In remarks at the Pentagon, Army Gen. Curtis Scaparrotti noted that North Korea claims to have such a missile, capable of being launched from a road-mobile vehicle and therefore difficult to monitor via satellite. Some, however, have questioned whether the North Koreans have achieved all of the key technological breakthroughs, including manufacturing a nuclear warhead small enough for a long-range missile.
Scaparrotti said it would be imprudent of him to ignore their claims.
“Personally I think that they certainly have had the expertise in the past,” Scaparrotti said. “They’ve had the right connections, and so I believe they have the capability to have miniaturized a device at this point, and they have the technology to potentially actually deliver what they say they have.”
He added, “We have not seen it tested. And I don’t think as a commander we can afford the luxury of believing perhaps they haven’t gotten there.”
Asked later whether Defense Secretary Chuck Hagel agrees with Scaparrotti’s assessment, the Pentagon press secretary, Rear Adm. John Kirby, said, “The secretary shares the general’s concerns about their attempts to acquire this capability. The secretary agrees with Gen. Scaparrotti that this is a capability that they want. And I think the secretary also shares the general’s views of the seriousness of the matter.”

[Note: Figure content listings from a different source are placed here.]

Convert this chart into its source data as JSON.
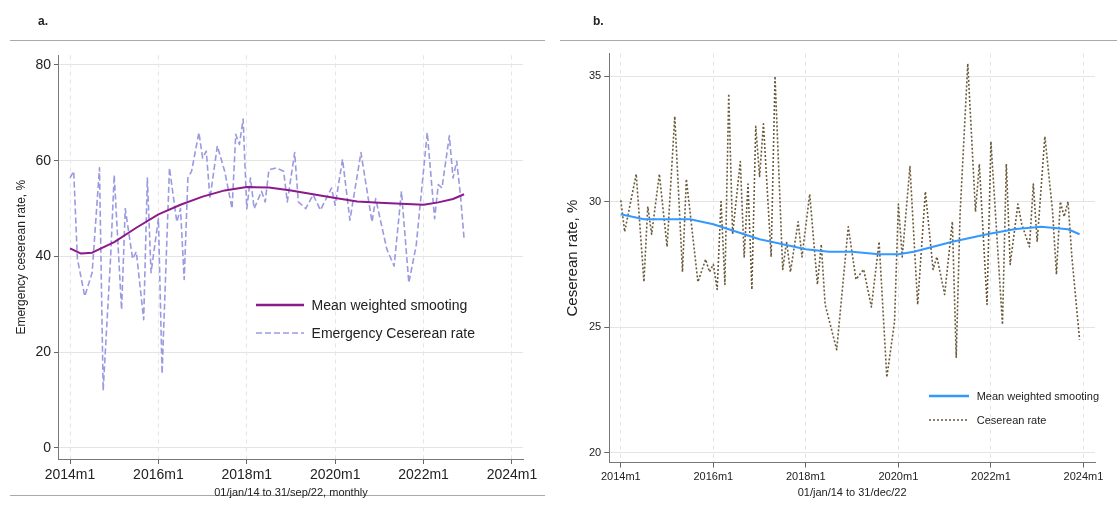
{
  "chart_data": [
    {
      "type": "line",
      "title": "a.",
      "xlabel": "01/jan/14 to 31/sep/22, monthly",
      "ylabel": "Emergency ceserean rate, %",
      "xlim": [
        "2013-10",
        "2024-04"
      ],
      "ylim": [
        -2.3,
        82
      ],
      "xticks": [
        {
          "value": "2014-01",
          "label": "2014m1"
        },
        {
          "value": "2016-01",
          "label": "2016m1"
        },
        {
          "value": "2018-01",
          "label": "2018m1"
        },
        {
          "value": "2020-01",
          "label": "2020m1"
        },
        {
          "value": "2022-01",
          "label": "2022m1"
        },
        {
          "value": "2024-01",
          "label": "2024m1"
        }
      ],
      "yticks": [
        0,
        20,
        40,
        60,
        80
      ],
      "grid": true,
      "legend": "right",
      "marker": "none",
      "series": [
        {
          "name": "Mean weighted smooting",
          "color": "#8b1a8b",
          "line_style": "solid",
          "x": [
            "2014-01",
            "2014-04",
            "2014-07",
            "2015-01",
            "2015-07",
            "2016-01",
            "2016-07",
            "2017-01",
            "2017-07",
            "2018-01",
            "2018-07",
            "2019-01",
            "2019-07",
            "2020-01",
            "2020-07",
            "2021-01",
            "2021-07",
            "2022-01",
            "2022-05",
            "2022-09",
            "2022-12"
          ],
          "values": [
            41.7,
            40.6,
            40.8,
            43,
            46,
            48.8,
            50.8,
            52.5,
            53.8,
            54.5,
            54.4,
            53.8,
            53,
            52.2,
            51.5,
            51.2,
            51,
            50.8,
            51.3,
            52,
            53
          ]
        },
        {
          "name": "Emergency Ceserean rate",
          "color": "#9a9ae0",
          "line_style": "dashed",
          "x": [
            "2014-01",
            "2014-02",
            "2014-03",
            "2014-05",
            "2014-07",
            "2014-09",
            "2014-10",
            "2014-12",
            "2015-01",
            "2015-03",
            "2015-04",
            "2015-06",
            "2015-07",
            "2015-09",
            "2015-10",
            "2015-11",
            "2016-01",
            "2016-02",
            "2016-04",
            "2016-06",
            "2016-07",
            "2016-08",
            "2016-09",
            "2016-10",
            "2016-12",
            "2017-01",
            "2017-02",
            "2017-03",
            "2017-05",
            "2017-07",
            "2017-09",
            "2017-10",
            "2017-11",
            "2017-12",
            "2018-01",
            "2018-02",
            "2018-03",
            "2018-05",
            "2018-06",
            "2018-07",
            "2018-09",
            "2018-11",
            "2018-12",
            "2019-02",
            "2019-03",
            "2019-05",
            "2019-07",
            "2019-09",
            "2019-12",
            "2020-01",
            "2020-03",
            "2020-05",
            "2020-08",
            "2020-11",
            "2020-12",
            "2021-03",
            "2021-05",
            "2021-07",
            "2021-09",
            "2021-11",
            "2022-02",
            "2022-04",
            "2022-05",
            "2022-06",
            "2022-08",
            "2022-09",
            "2022-10",
            "2022-11",
            "2022-12"
          ],
          "values": [
            56.4,
            57.8,
            39.5,
            31.7,
            36.6,
            58.5,
            12,
            39.5,
            57,
            28.9,
            50,
            39.5,
            41,
            26.8,
            56.4,
            36.6,
            47.9,
            15.5,
            58.5,
            47.2,
            50,
            35.2,
            56.4,
            57.8,
            65.9,
            60.6,
            62,
            52.1,
            63.1,
            57.8,
            50,
            65.5,
            63.4,
            68.7,
            50,
            56.4,
            50,
            53.6,
            51.4,
            58.1,
            58.5,
            57.8,
            51.4,
            61.7,
            51.4,
            50,
            52.9,
            49.7,
            54.3,
            50.7,
            60.3,
            47.6,
            61.7,
            47.2,
            52.1,
            41.6,
            38,
            53.6,
            34.5,
            42.3,
            65.9,
            47.9,
            55,
            54.3,
            65.2,
            56.4,
            59.9,
            52.9,
            43.7
          ]
        }
      ]
    },
    {
      "type": "line",
      "title": "b.",
      "xlabel": "01/jan/14 to 31/dec/22",
      "ylabel": "Ceserean rate, %",
      "xlim": [
        "2013-10",
        "2024-04"
      ],
      "ylim": [
        19.6,
        35.9
      ],
      "xticks": [
        {
          "value": "2014-01",
          "label": "2014m1"
        },
        {
          "value": "2016-01",
          "label": "2016m1"
        },
        {
          "value": "2018-01",
          "label": "2018m1"
        },
        {
          "value": "2020-01",
          "label": "2020m1"
        },
        {
          "value": "2022-01",
          "label": "2022m1"
        },
        {
          "value": "2024-01",
          "label": "2024m1"
        }
      ],
      "yticks": [
        20,
        25,
        30,
        35
      ],
      "grid": true,
      "legend": "bottom right",
      "marker": "none",
      "series": [
        {
          "name": "Mean weighted smooting",
          "color": "#3399ff",
          "line_style": "solid",
          "x": [
            "2014-01",
            "2014-07",
            "2015-01",
            "2015-07",
            "2016-01",
            "2016-07",
            "2017-01",
            "2017-07",
            "2018-01",
            "2018-07",
            "2019-01",
            "2019-08",
            "2020-01",
            "2020-05",
            "2021-03",
            "2021-12",
            "2022-07",
            "2023-02",
            "2023-09",
            "2023-12"
          ],
          "values": [
            29.5,
            29.3,
            29.3,
            29.3,
            29.1,
            28.8,
            28.5,
            28.3,
            28.1,
            28,
            28,
            27.9,
            27.9,
            28,
            28.4,
            28.7,
            28.9,
            29,
            28.9,
            28.7
          ]
        },
        {
          "name": "Ceserean rate",
          "color": "#6b5a3a",
          "line_style": "dotted",
          "x": [
            "2014-01",
            "2014-02",
            "2014-05",
            "2014-07",
            "2014-08",
            "2014-09",
            "2014-11",
            "2015-01",
            "2015-03",
            "2015-05",
            "2015-06",
            "2015-09",
            "2015-11",
            "2015-12",
            "2016-01",
            "2016-02",
            "2016-03",
            "2016-04",
            "2016-05",
            "2016-06",
            "2016-08",
            "2016-09",
            "2016-10",
            "2016-11",
            "2016-12",
            "2017-01",
            "2017-02",
            "2017-04",
            "2017-05",
            "2017-07",
            "2017-08",
            "2017-09",
            "2017-11",
            "2017-12",
            "2018-02",
            "2018-04",
            "2018-05",
            "2018-06",
            "2018-09",
            "2018-12",
            "2019-02",
            "2019-04",
            "2019-06",
            "2019-08",
            "2019-10",
            "2019-12",
            "2020-01",
            "2020-02",
            "2020-04",
            "2020-06",
            "2020-08",
            "2020-10",
            "2020-11",
            "2021-01",
            "2021-03",
            "2021-04",
            "2021-05",
            "2021-07",
            "2021-09",
            "2021-10",
            "2021-12",
            "2022-01",
            "2022-04",
            "2022-05",
            "2022-06",
            "2022-08",
            "2022-09",
            "2022-11",
            "2022-12",
            "2023-01",
            "2023-03",
            "2023-05",
            "2023-06",
            "2023-07",
            "2023-08",
            "2023-09",
            "2023-10",
            "2023-12"
          ],
          "values": [
            30.05,
            28.8,
            31.1,
            26.8,
            29.8,
            28.7,
            31.1,
            28.2,
            33.4,
            27.2,
            30.9,
            26.8,
            27.7,
            27.2,
            27.5,
            26.5,
            30,
            26.7,
            34.3,
            28.7,
            31.6,
            27.8,
            30.7,
            26.5,
            33,
            31,
            33.1,
            27.8,
            35,
            27.3,
            28.4,
            27.2,
            29.2,
            27.8,
            30.3,
            26.7,
            28.3,
            25.9,
            24.1,
            29,
            26.9,
            27.3,
            25.8,
            28.4,
            23,
            25.2,
            29.9,
            27.8,
            31.4,
            25.9,
            30.4,
            27.3,
            27.8,
            26.3,
            29.2,
            23.8,
            29.5,
            35.5,
            29.6,
            31.5,
            25.9,
            32.4,
            25.1,
            31.5,
            27.5,
            29.9,
            29.1,
            28.2,
            30.7,
            28.4,
            32.6,
            29.6,
            27.1,
            30,
            29.4,
            30,
            27.8,
            24.5
          ]
        }
      ]
    }
  ]
}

Kirby added, however, that “we don’t have a smoking gun piece of evidence” to indicate that North Korea has yet achieved its goal of having a long-range nuclear missile in a final stage of development.
The missile in question is designated by the U.S. as the KN-08. In January, Director of National Intelligence James Clapper told a congressional hearing that North Korea had taken initial steps toward fielding the KN-08 although it remained untested.

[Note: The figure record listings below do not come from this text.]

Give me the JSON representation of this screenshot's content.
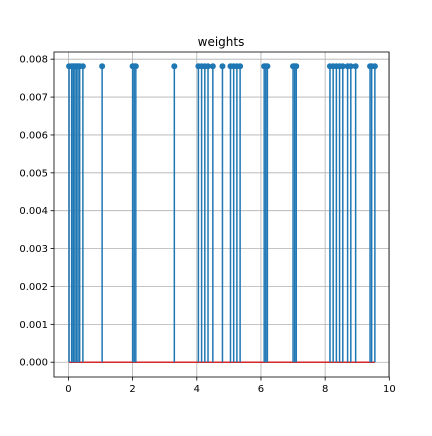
{
  "chart_data": {
    "type": "stem",
    "title": "weights",
    "xlabel": "",
    "ylabel": "",
    "xlim": [
      -0.45,
      9.99
    ],
    "ylim": [
      -0.00039,
      0.00819
    ],
    "x_ticks": [
      0,
      2,
      4,
      6,
      8,
      10
    ],
    "x_tick_labels": [
      "0",
      "2",
      "4",
      "6",
      "8",
      "10"
    ],
    "y_ticks": [
      0.0,
      0.001,
      0.002,
      0.003,
      0.004,
      0.005,
      0.006,
      0.007,
      0.008
    ],
    "y_tick_labels": [
      "0.000",
      "0.001",
      "0.002",
      "0.003",
      "0.004",
      "0.005",
      "0.006",
      "0.007",
      "0.008"
    ],
    "grid": true,
    "stem_value": 0.0078125,
    "x": [
      0.02,
      0.1,
      0.15,
      0.2,
      0.25,
      0.3,
      0.35,
      0.45,
      1.05,
      2.0,
      2.05,
      2.1,
      3.3,
      4.05,
      4.15,
      4.25,
      4.35,
      4.5,
      4.8,
      5.05,
      5.15,
      5.25,
      5.35,
      6.1,
      6.15,
      6.2,
      7.0,
      7.05,
      7.1,
      8.15,
      8.25,
      8.35,
      8.45,
      8.55,
      8.7,
      8.8,
      8.95,
      9.4,
      9.45,
      9.55
    ],
    "y": [
      0.0078125,
      0.0078125,
      0.0078125,
      0.0078125,
      0.0078125,
      0.0078125,
      0.0078125,
      0.0078125,
      0.0078125,
      0.0078125,
      0.0078125,
      0.0078125,
      0.0078125,
      0.0078125,
      0.0078125,
      0.0078125,
      0.0078125,
      0.0078125,
      0.0078125,
      0.0078125,
      0.0078125,
      0.0078125,
      0.0078125,
      0.0078125,
      0.0078125,
      0.0078125,
      0.0078125,
      0.0078125,
      0.0078125,
      0.0078125,
      0.0078125,
      0.0078125,
      0.0078125,
      0.0078125,
      0.0078125,
      0.0078125,
      0.0078125,
      0.0078125,
      0.0078125,
      0.0078125
    ],
    "baseline": 0.0,
    "colors": {
      "stem": "#1f77b4",
      "baseline": "#d62728",
      "grid": "#b0b0b0",
      "axes": "#000000"
    }
  }
}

Pressed further on the question of whether North Korea has the capability of making a nuclear warhead small enough to affix to a long-range missile, Scaparrotti said, “I don’t know that they do. What I’m saying is, is that I think given their technological capabilities, the time that they been working on this, that they probably have the capabilities to put this together.”

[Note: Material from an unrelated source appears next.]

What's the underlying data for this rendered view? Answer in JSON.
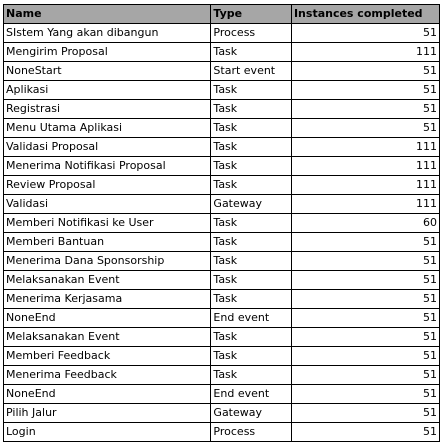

He stressed that the North Koreans have not yet tested the KN-08.
“For something that’s that complex, without it being tested, the probability of it being effective is pretty darn low,” he said.
Separate from its pursuit of a long-range nuclear missile, Scaparrotti condemned what he called a series of “no-notice” ballistic missile launches by North Korea this year.
“We are concerned that such events could start a cycle of action and counteraction, leading to an unintended, uncontrolled escalation,” the general said. “This underscores the need for the alliance to work together, to be vigilant and to be ready to act.”
South Korea’s concern about the North’s nuclear ambitions and its accumulation of ballistic missiles is a central reason that Washington agreed to maintain wartime control of South Korean troops in the event of an attack by North Korea for the foreseeable future. The agreement, announced Thursday, delays the transfer of wartime authority to Seoul that had been scheduled for 2015.